Mark Cuban, Don Dodge and Paul Kedrosky all share a seemingly sensible and logical viewpoint on where this is all heading.

Assumedly with Viacom’s lawsuit moving forward on Google, and increasingly more copyrighted videos being stripped off of YouTube, viewers will be only glad and perhaps thankful to watch their beloved network TV content, Heroes, on very familiar trafficked sites like MySpace.

To be fair, all three of them do say the success of NBCU and News Corps’ video sharing service will depend on its execution. But then what doesn’t depend on execution?

Some of those “keys” to success as listed by Don Dodge are “have it your way” and “allow user generated mashups.” Fair enough, basic tenets for online video sharing. Mark Cuban goes ever further stating “This new venture, if it can launch in the next few months, will hit the ground with more and better content, and more monetization options than Google.”

Mark of course has been calling out YouTube’s shortcomings from its very launch.

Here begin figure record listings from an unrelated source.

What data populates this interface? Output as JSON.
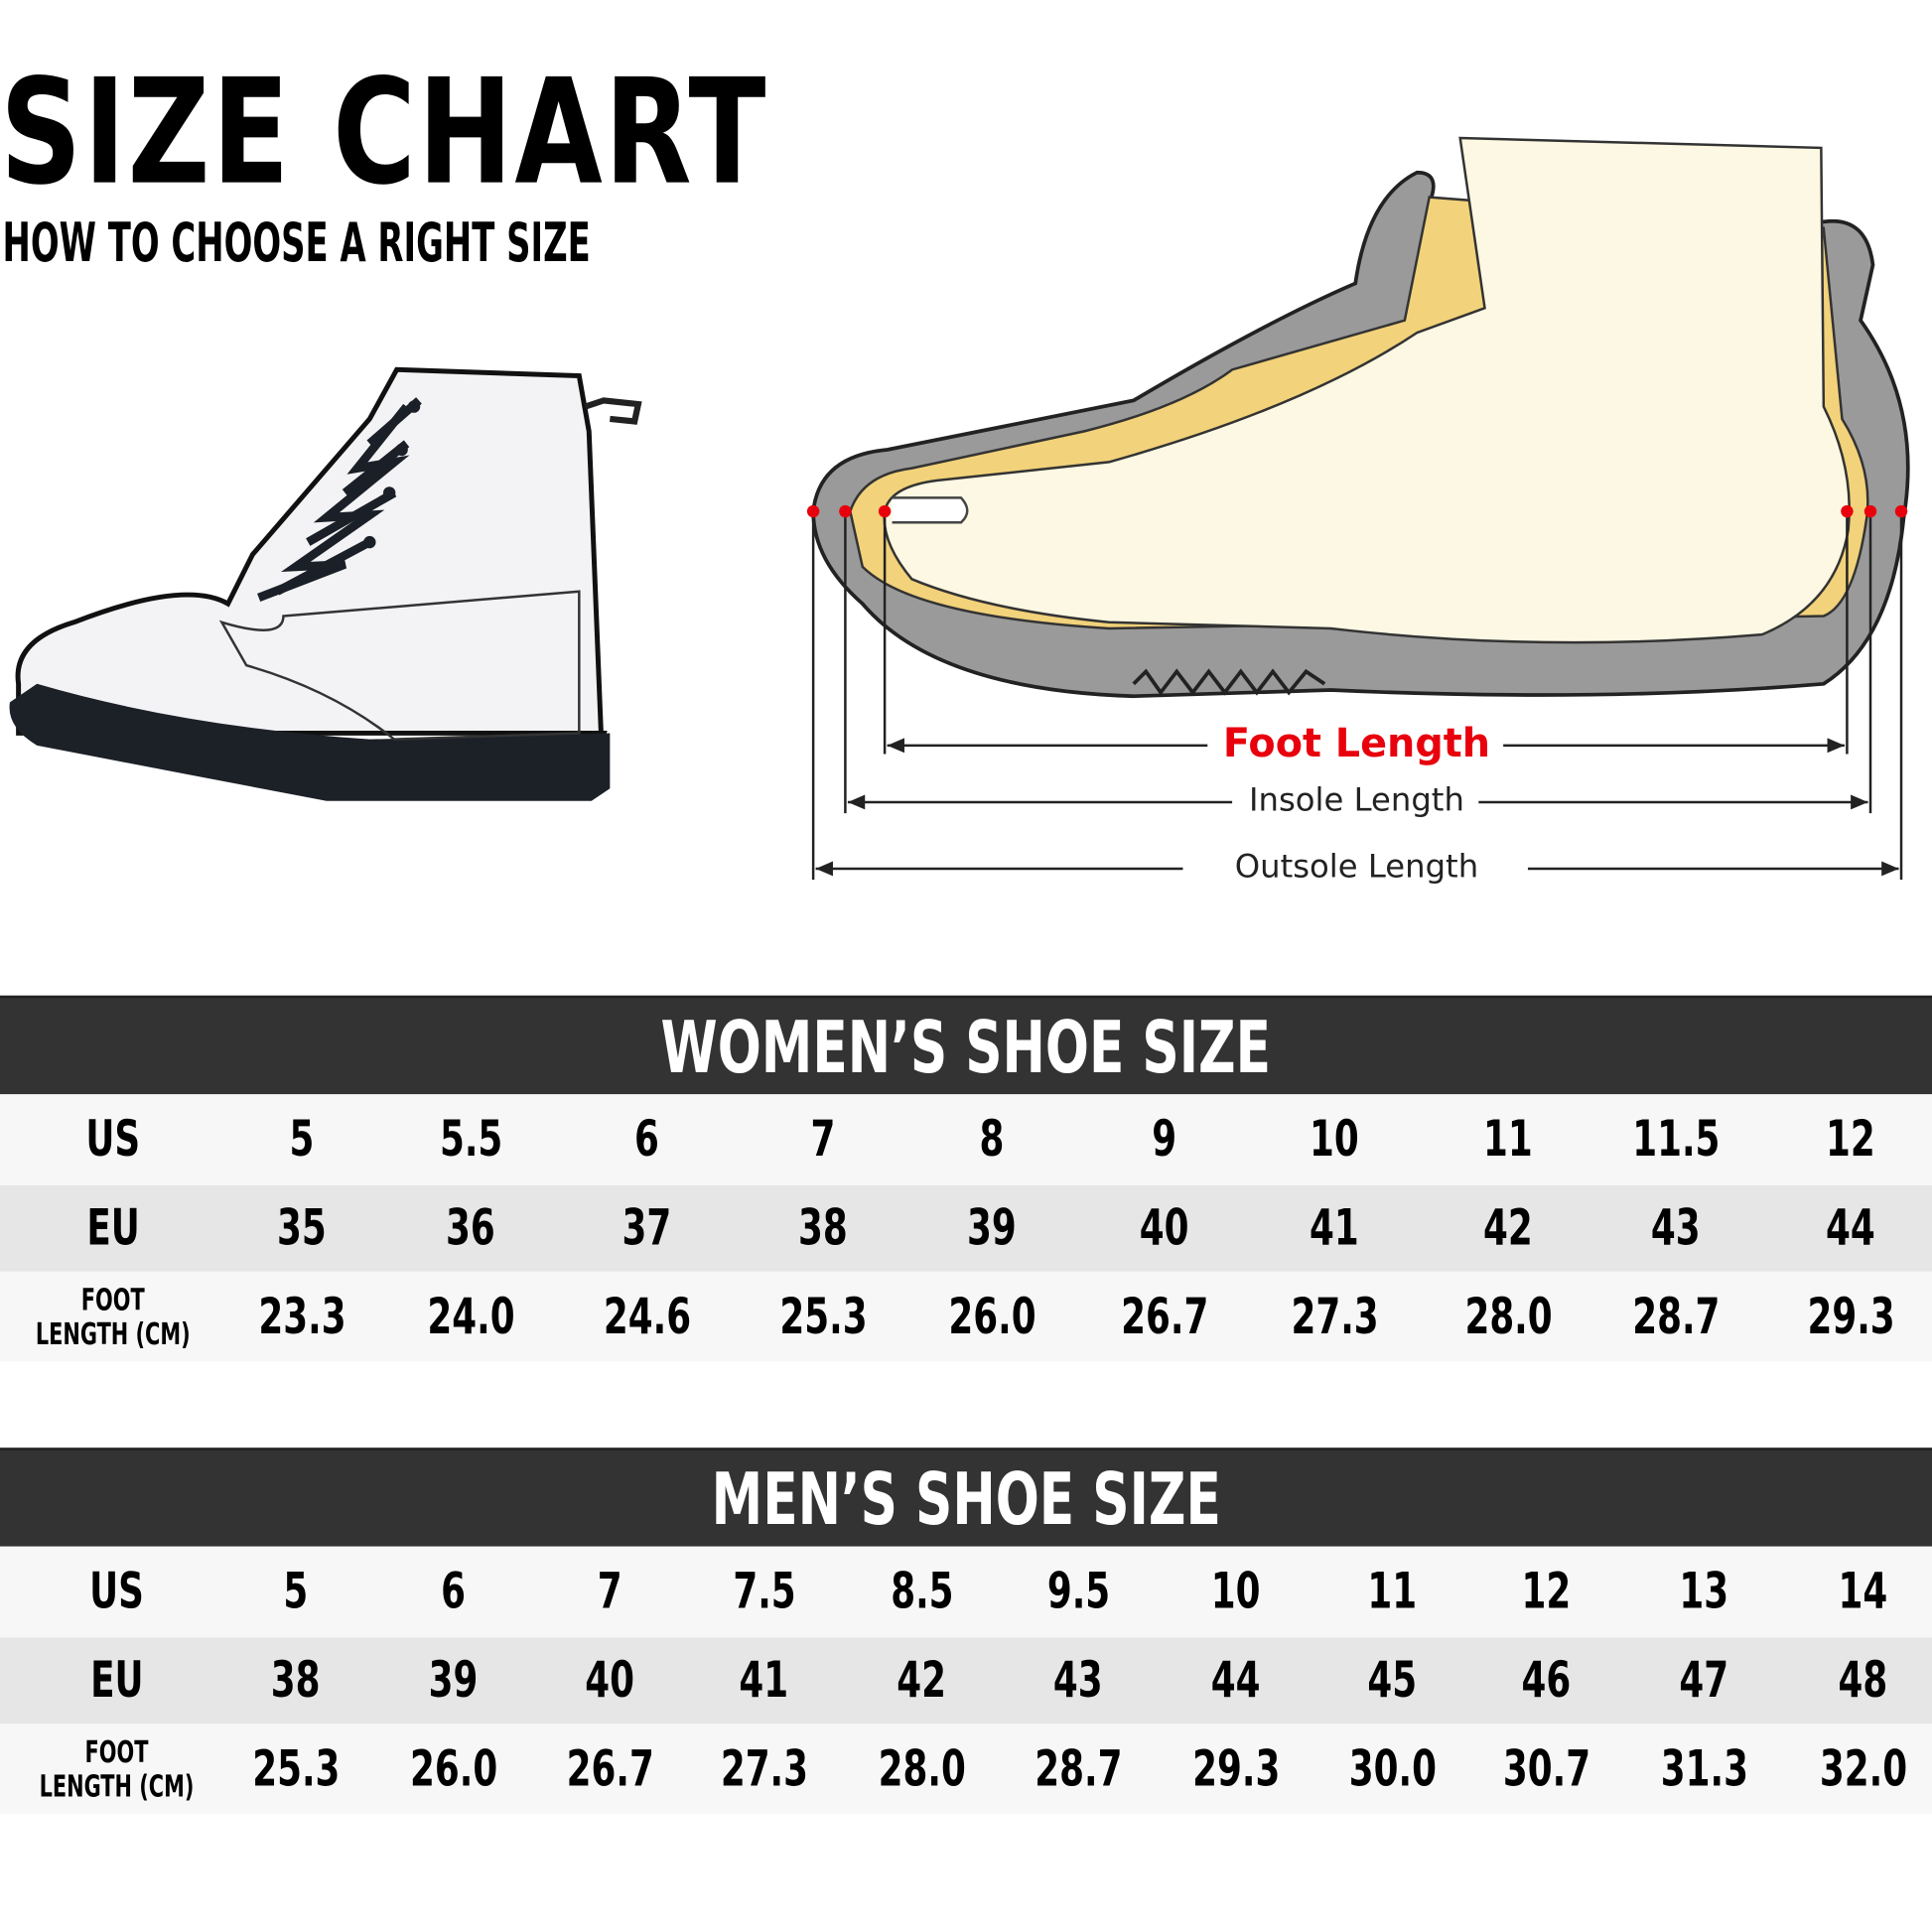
{
  "header": {
    "title": "SIZE CHART",
    "subtitle": "HOW TO CHOOSE A RIGHT SIZE"
  },
  "diagram": {
    "foot_length": "Foot Length",
    "insole_length": "Insole Length",
    "outsole_length": "Outsole Length",
    "accent_color": "#e8000d"
  },
  "women": {
    "title": "WOMEN’S SHOE SIZE",
    "labels": {
      "us": "US",
      "eu": "EU",
      "foot1": "FOOT",
      "foot2": "LENGTH (CM)"
    },
    "us": [
      "5",
      "5.5",
      "6",
      "7",
      "8",
      "9",
      "10",
      "11",
      "11.5",
      "12"
    ],
    "eu": [
      "35",
      "36",
      "37",
      "38",
      "39",
      "40",
      "41",
      "42",
      "43",
      "44"
    ],
    "foot": [
      "23.3",
      "24.0",
      "24.6",
      "25.3",
      "26.0",
      "26.7",
      "27.3",
      "28.0",
      "28.7",
      "29.3"
    ]
  },
  "men": {
    "title": "MEN’S SHOE SIZE",
    "labels": {
      "us": "US",
      "eu": "EU",
      "foot1": "FOOT",
      "foot2": "LENGTH (CM)"
    },
    "us": [
      "5",
      "6",
      "7",
      "7.5",
      "8.5",
      "9.5",
      "10",
      "11",
      "12",
      "13",
      "14"
    ],
    "eu": [
      "38",
      "39",
      "40",
      "41",
      "42",
      "43",
      "44",
      "45",
      "46",
      "47",
      "48"
    ],
    "foot": [
      "25.3",
      "26.0",
      "26.7",
      "27.3",
      "28.0",
      "28.7",
      "29.3",
      "30.0",
      "30.7",
      "31.3",
      "32.0"
    ]
  }
}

Ultimately, the problem with putting faith in NBCU and News Corps’ video sharing service is… putting faith in NBCU and Newcorps.

I can’t tell you how many times I get called out, by technical colleagues working for “tech” companies, on why my own company (full disclosure: Viacom employee) doesn’t have so and so RSS subscription features, or roll out so and so widget application.

It’s the Engineering… dummy!

At Viacom, as at News Corp and NBC Universal, we are brilliant creatives… dare I say genius? But the point is when it comes to rolling out the latest app allowing viewers to cull our brilliant content and place it into a formidable and nifty ajax based widget…well, our collective response is whaha?

It seems we forget that Google is a “tech” company first, and content portal (YouTube) second. The success of NBCU and Newcorp’s service is a function of a many great things… most notably engineering know-how.

Sure, Microsoft in the form of “MS”NBC may lend a hand… but that only leaves us with a finicky Windows Media delivery platform. The DRM that will be demanded of this new service to safeguard network content from piracy will render the technology even more feckless. YouTube scaled and became the go-to-place that it is because of ease of use. My mother can work YouTube with the ease of operating her old VCR. But she still has trouble playing video on any media site (Name it, nbc.com, abc.com, foxnews.com).

Furthermore the deal has already announced that network content will be delivered via a proprietary platform, as if we don’t have enough of those rotting on the web.

Core competency is a catch-phrase business school students love spouting. In this case their favorite b-school term may be well invoked. We are in the age of new media, which by definition intersects with technology and which by definition gives tech companies like Google a competitive advantage when it comes to content distribution. And believe me folks… right now distribution is all that counts, if you have doubts just check out this latest vid of a man going by the name of MrPregnant with a pot over his head and achieving over 150,000 views.

And the biggest trump card that everyone forgets rests with Google. Network and cable copyrighted show content may be expunged from YouTube, but it will always exist and continue to be uploaded on any of the hundred YouTube clones out there. It only takes Google to open up their search range and incorporate videos from these sites to have the herd come back and view videos in a way they have become comfortably accustomed to: ad and DRM free online video.

This is not to say NBC and News Corp are headed towards disaster, but they are headed to a very humble place– where viewers come to watch their videos in spurts, before the delivery platform lags and an ad shows up whereupon the viewer is off to dailymotion.com to watch the same episode of The Office.